現在、医療機関のホームページは医療法の規制対象ではなく、医療機関は厚労省の「医療機関ホームページガイドライン」に従って自主規制を行うことになっている。ところが実際には、不適切な表現が野放し状態だ。

患者が美容医療を利用するきっかけは、クリニックのウェブサイトやインターネット上の広告がほとんど。だが、様々な謳い文句があふれており、惑わされる患者も多い。

東海大学名誉教授で形成外科医の谷野隆三郎氏によると、厚生労働省は規制の強化に向け動いており、ネットパトロールによるウェブサイトの監視が実施される方向だとした。

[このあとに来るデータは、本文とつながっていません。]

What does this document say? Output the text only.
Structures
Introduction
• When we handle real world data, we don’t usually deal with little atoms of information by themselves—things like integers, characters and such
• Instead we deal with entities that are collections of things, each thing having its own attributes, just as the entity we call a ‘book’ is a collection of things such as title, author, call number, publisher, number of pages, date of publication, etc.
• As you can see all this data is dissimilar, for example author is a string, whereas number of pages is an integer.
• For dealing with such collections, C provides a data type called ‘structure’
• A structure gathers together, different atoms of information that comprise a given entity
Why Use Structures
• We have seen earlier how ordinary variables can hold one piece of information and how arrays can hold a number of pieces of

美容医療トラブルを未然に防ぐための制度確立のため学会も動いている。日本美容外科学会(JSAPS)の佐藤兼重理事長は、国会議員の指導などを受けながら、平成28年から厚労省に美容医療の技術や機器などの質を担保する要望書や、患者向けに厚労省が作成した「美容医療を受ける前に確認したい事項」のチラシ内容に「薬や材料、機器などの安全性・有効性」についても含めるよう要望書を提案、修正してきた。

現在、日本では美容医療で使用する材料や機器などの基準は確立しておらず、各医師の判断のもとで使われている。厚生労働省医政局経済課医療機器政策室の金光一瑛(かずあき)室長補佐は「美容医療においても医薬品や医療機器の規制をつくる際は、関連学会の医師らが、患者が安心して安全に治療を受けられるのか、コンセンサスがとられた上で行うことが重要」と述べた。

シンポジウムの司会を務めた福岡大学医学部形成外科学の大慈弥裕之教授は、「学会、立法府、行政が連携することで、美容医療の正しい知識を広め、トラブルを減らせると思っている。そのために、例えば美容医療対策委員会を立ち上げるなどして、制度改革を進めていきたい」と今後の制度改革推進への意気込みを示した。